Die 2 größten Mythen zum nüchtern laufen am Morgen widerlegt

fitzine.de - Die 2 größten Mythen zum nüchtern laufen am Morgen widerlegt

1. Abnehmen

Es heißt, wenn du morgens nüchtern läufst, nimmst du schneller ab. Die Argumentation dahinter ist die, dass dein Körper durch die in der Nacht geleerten Glykogenspeicher (Kohlenhydratspeicher) direkt an die Fettdepots geht und du somit schneller abnimmst. Das ist nur leider eine schlichtweg zu einfache Rechnung. Denn es geht schon mal so los, dass am Morgen deine Glykogenspeicher nicht wirklich geleert sind. Der Blutzuckerspiegel ist genauso wie die Fülle der Glykogenspeicher in der Leber gesenkt, aber kaum in der Muskulatur. Somit hält der Körper erstmal weiterhin Glykogen zur Verbrennung bereit.

Damit die Fettverbrennung vorangetrieben werden kann, musst du also im aeroben Bereich trainieren. Das heißt, dass dem Körper genügend Sauerstoff zur Verfügung steht, um statt dem Glykogen, Fett als Energiequelle zu nutzen. Bis das aber der Fall ist, vergeht einige Zeit und somit sind kurze Läufe ungeeignet, um von diesem Effekt zu profitieren.

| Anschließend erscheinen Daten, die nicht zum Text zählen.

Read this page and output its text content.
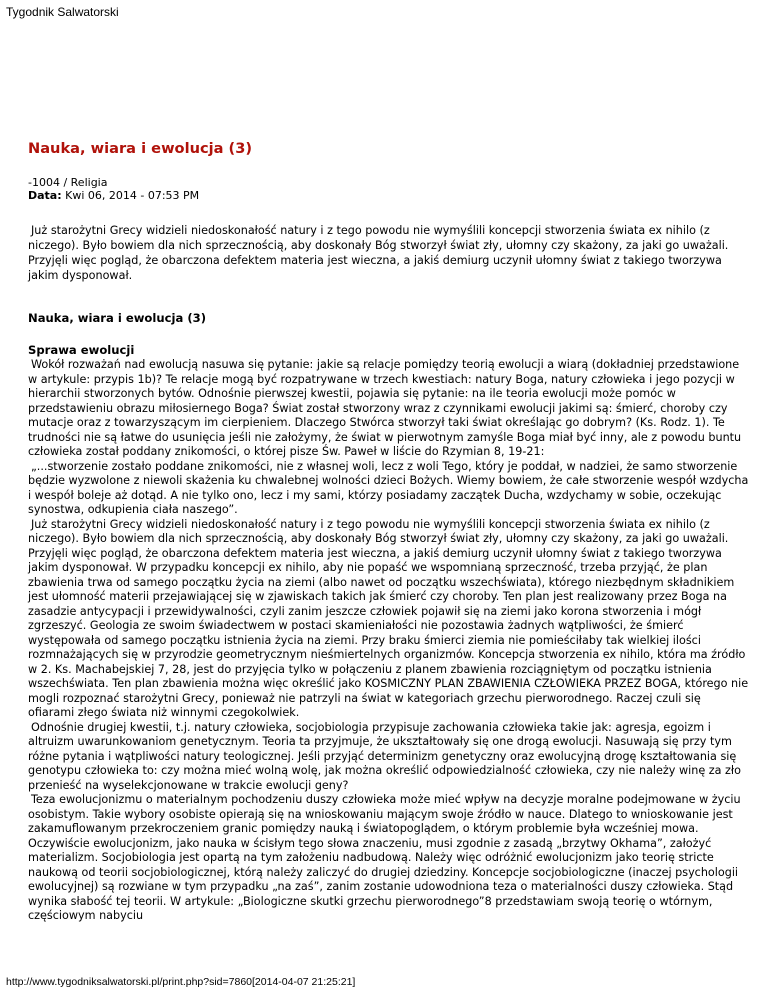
Tygodnik Salwatorski
Nauka, wiara i ewolucja (3)
-1004 / Religia
Data: Kwi 06, 2014 - 07:53 PM
Już starożytni Grecy widzieli niedoskonałość natury i z tego powodu nie wymyślili koncepcji stworzenia świata ex nihilo (z niczego). Było bowiem dla nich sprzecznością, aby doskonały Bóg stworzył świat zły, ułomny czy skażony, za jaki go uważali. Przyjęli więc pogląd, że obarczona defektem materia jest wieczna, a jakiś demiurg uczynił ułomny świat z takiego tworzywa jakim dysponował.
Nauka, wiara i ewolucja (3)
Sprawa ewolucji

Wokół rozważań nad ewolucją nasuwa się pytanie: jakie są relacje pomiędzy teorią ewolucji a wiarą (dokładniej przedstawione w artykule: przypis 1b)? Te relacje mogą być rozpatrywane w trzech kwestiach: natury Boga, natury człowieka i jego pozycji w hierarchii stworzonych bytów. Odnośnie pierwszej kwestii, pojawia się pytanie: na ile teoria ewolucji może pomóc w przedstawieniu obrazu miłosiernego Boga? Świat został stworzony wraz z czynnikami ewolucji jakimi są: śmierć, choroby czy mutacje oraz z towarzyszącym im cierpieniem. Dlaczego Stwórca stworzył taki świat określając go dobrym? (Ks. Rodz. 1). Te trudności nie są łatwe do usunięcia jeśli nie założymy, że świat w pierwotnym zamyśle Boga miał być inny, ale z powodu buntu człowieka został poddany znikomości, o której pisze Św. Paweł w liście do Rzymian 8, 19-21:

„...stworzenie zostało poddane znikomości, nie z własnej woli, lecz z woli Tego, który je poddał, w nadziei, że samo stworzenie będzie wyzwolone z niewoli skażenia ku chwalebnej wolności dzieci Bożych. Wiemy bowiem, że całe stworzenie wespół wzdycha i wespół boleje aż dotąd. A nie tylko ono, lecz i my sami, którzy posiadamy zaczątek Ducha, wzdychamy w sobie, oczekując synostwa, odkupienia ciała naszego”.

Już starożytni Grecy widzieli niedoskonałość natury i z tego powodu nie wymyślili koncepcji stworzenia świata ex nihilo (z niczego). Było bowiem dla nich sprzecznością, aby doskonały Bóg stworzył świat zły, ułomny czy skażony, za jaki go uważali. Przyjęli więc pogląd, że obarczona defektem materia jest wieczna, a jakiś demiurg uczynił ułomny świat z takiego tworzywa jakim dysponował. W przypadku koncepcji ex nihilo, aby nie popaść we wspomnianą sprzeczność, trzeba przyjąć, że plan zbawienia trwa od samego początku życia na ziemi (albo nawet od początku wszechświata), którego niezbędnym składnikiem jest ułomność materii przejawiającej się w zjawiskach takich jak śmierć czy choroby. Ten plan jest realizowany przez Boga na zasadzie antycypacji i przewidywalności, czyli zanim jeszcze człowiek pojawił się na ziemi jako korona stworzenia i mógł zgrzeszyć. Geologia ze swoim świadectwem w postaci skamieniałości nie pozostawia żadnych wątpliwości, że śmierć występowała od samego początku istnienia życia na ziemi. Przy braku śmierci ziemia nie pomieściłaby tak wielkiej ilości rozmnażających się w przyrodzie geometrycznym nieśmiertelnych organizmów. Koncepcja stworzenia ex nihilo, która ma źródło w 2. Ks. Machabejskiej 7, 28, jest do przyjęcia tylko w połączeniu z planem zbawienia rozciągniętym od początku istnienia wszechświata. Ten plan zbawienia można więc określić jako KOSMICZNY PLAN ZBAWIENIA CZŁOWIEKA PRZEZ BOGA, którego nie mogli rozpoznać starożytni Grecy, ponieważ nie patrzyli na świat w kategoriach grzechu pierworodnego. Raczej czuli się ofiarami złego świata niż winnymi czegokolwiek.

Odnośnie drugiej kwestii, t.j. natury człowieka, socjobiologia przypisuje zachowania człowieka takie jak: agresja, egoizm i altruizm uwarunkowaniom genetycznym. Teoria ta przyjmuje, że ukształtowały się one drogą ewolucji. Nasuwają się przy tym różne pytania i wątpliwości natury teologicznej. Jeśli przyjąć determinizm genetyczny oraz ewolucyjną drogę kształtowania się genotypu człowieka to: czy można mieć wolną wolę, jak można określić odpowiedzialność człowieka, czy nie należy winę za zło przenieść na wyselekcjonowane w trakcie ewolucji geny?

Teza ewolucjonizmu o materialnym pochodzeniu duszy człowieka może mieć wpływ na decyzje moralne podejmowane w życiu osobistym. Takie wybory osobiste opierają się na wnioskowaniu mającym swoje źródło w nauce. Dlatego to wnioskowanie jest zakamuflowanym przekroczeniem granic pomiędzy nauką i światopoglądem, o którym problemie była wcześniej mowa. Oczywiście ewolucjonizm, jako nauka w ścisłym tego słowa znaczeniu, musi zgodnie z zasadą „brzytwy Okhama”, założyć materializm. Socjobiologia jest opartą na tym założeniu nadbudową. Należy więc odróżnić ewolucjonizm jako teorię stricte naukową od teorii socjobiologicznej, którą należy zaliczyć do drugiej dziedziny. Koncepcje socjobiologiczne (inaczej psychologii ewolucyjnej) są rozwiane w tym przypadku „na zaś”, zanim zostanie udowodniona teza o materialności duszy człowieka. Stąd wynika słabość tej teorii. W artykule: „Biologiczne skutki grzechu pierworodnego”8 przedstawiam swoją teorię o wtórnym, częściowym nabyciu

http://www.tygodniksalwatorski.pl/print.php?sid=7860[2014-04-07 21:25:21]
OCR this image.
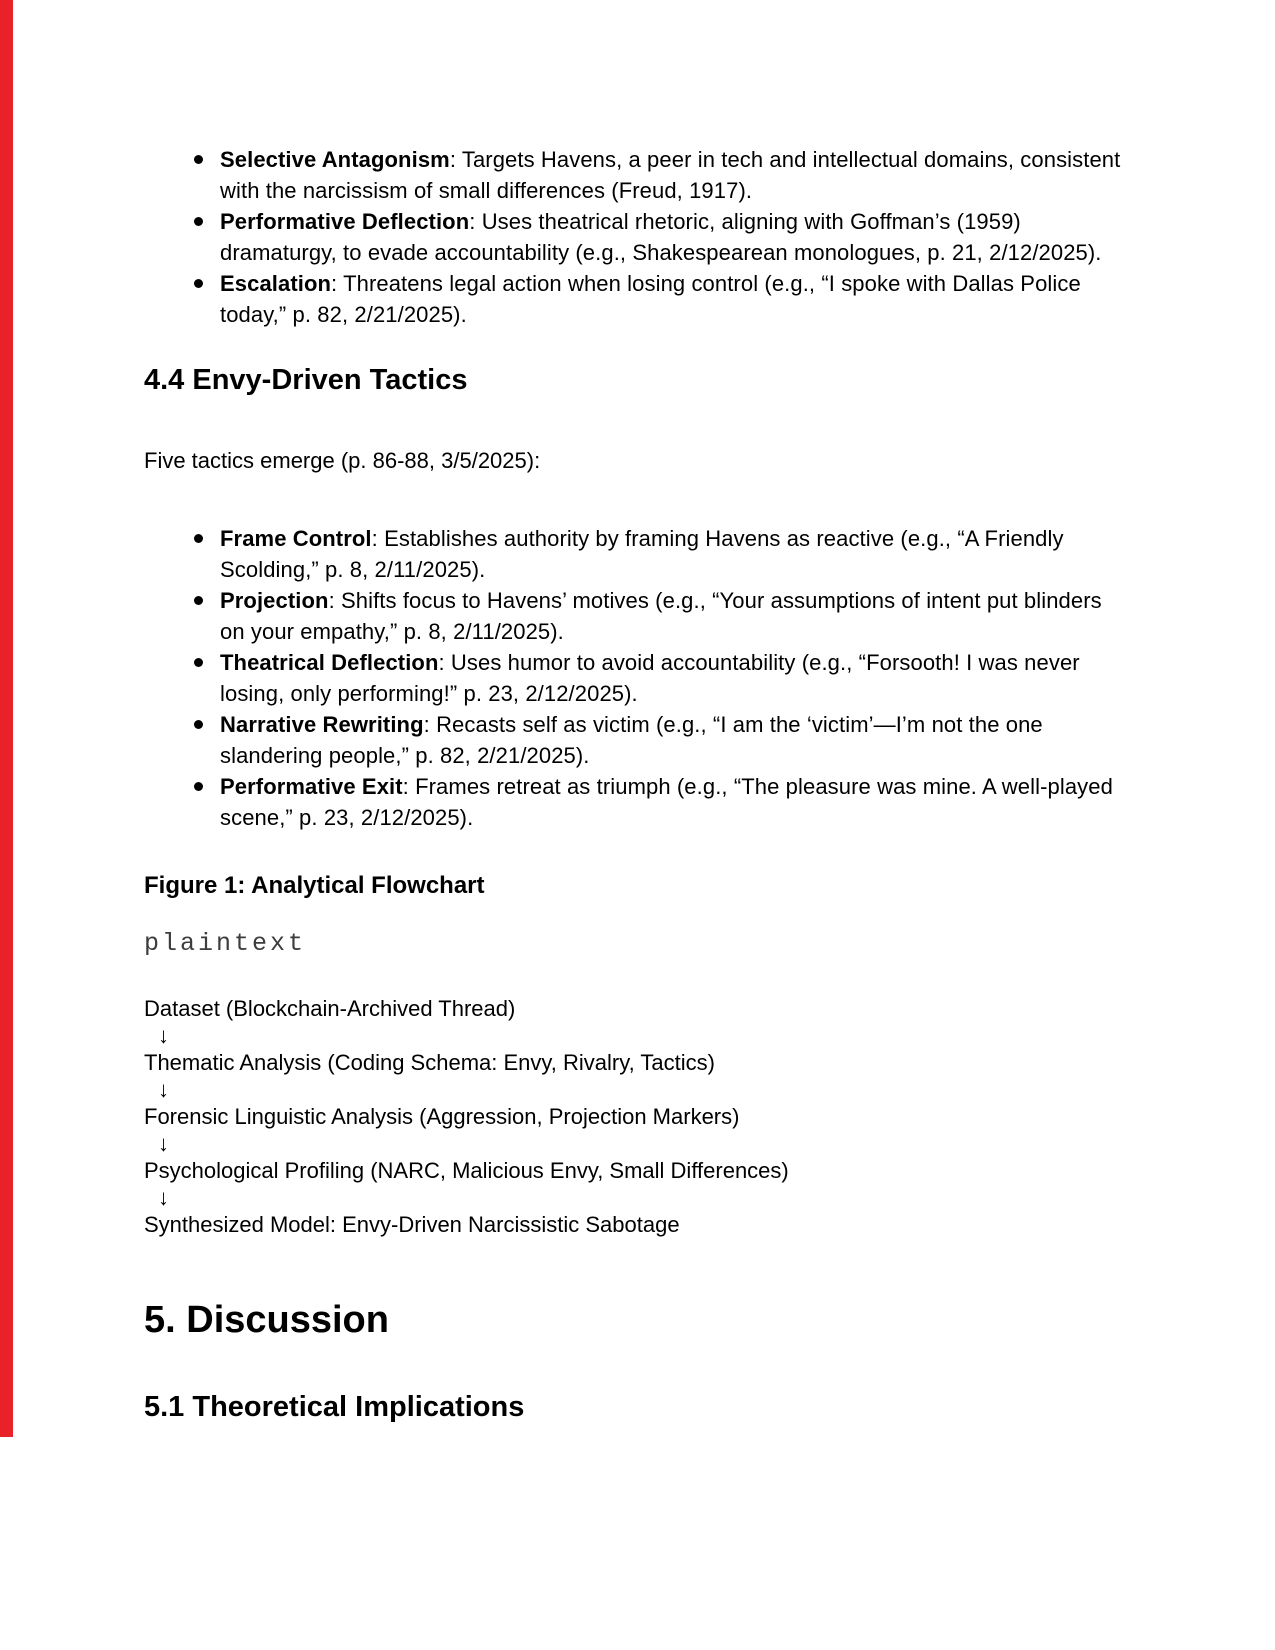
Selective Antagonism: Targets Havens, a peer in tech and intellectual domains, consistent with the narcissism of small differences (Freud, 1917).
Performative Deflection: Uses theatrical rhetoric, aligning with Goffman’s (1959) dramaturgy, to evade accountability (e.g., Shakespearean monologues, p. 21, 2/12/2025).
Escalation: Threatens legal action when losing control (e.g., “I spoke with Dallas Police today,” p. 82, 2/21/2025).
4.4 Envy-Driven Tactics
Five tactics emerge (p. 86-88, 3/5/2025):
Frame Control: Establishes authority by framing Havens as reactive (e.g., “A Friendly Scolding,” p. 8, 2/11/2025).
Projection: Shifts focus to Havens’ motives (e.g., “Your assumptions of intent put blinders on your empathy,” p. 8, 2/11/2025).
Theatrical Deflection: Uses humor to avoid accountability (e.g., “Forsooth! I was never losing, only performing!” p. 23, 2/12/2025).
Narrative Rewriting: Recasts self as victim (e.g., “I am the ‘victim’—I’m not the one slandering people,” p. 82, 2/21/2025).
Performative Exit: Frames retreat as triumph (e.g., “The pleasure was mine. A well-played scene,” p. 23, 2/12/2025).
Figure 1: Analytical Flowchart
plaintext
Dataset (Blockchain-Archived Thread)
↓
Thematic Analysis (Coding Schema: Envy, Rivalry, Tactics)
↓
Forensic Linguistic Analysis (Aggression, Projection Markers)
↓
Psychological Profiling (NARC, Malicious Envy, Small Differences)
↓
Synthesized Model: Envy-Driven Narcissistic Sabotage
5. Discussion
5.1 Theoretical Implications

Wichtiger hingegen ist eine Kalorienreduzierte Ernährung. Denn die Ernährung macht ca. 70% des Erfolgs aus. Klar ist es am effektivsten, wenn du dazu noch über eine Stunde im aeroben Bereich läufst, jedoch zählt am Ende eben das Kaloriendefizit, um abzunehmen.

 

2. Muskelabbau

Der zweite Mythos besagt, dass Ausdauersport (vor allem auf nüchternen Magen) die Muskeln schrumpfen lässt. Hier heißt es, dass der gering befüllte Glykogenspeicher dafür sorgt, dass statt dem Glykogen, oder dem Fett, Muskelprotein, also Muskelsubstanz zur Energiegewinnung abgebaut wird.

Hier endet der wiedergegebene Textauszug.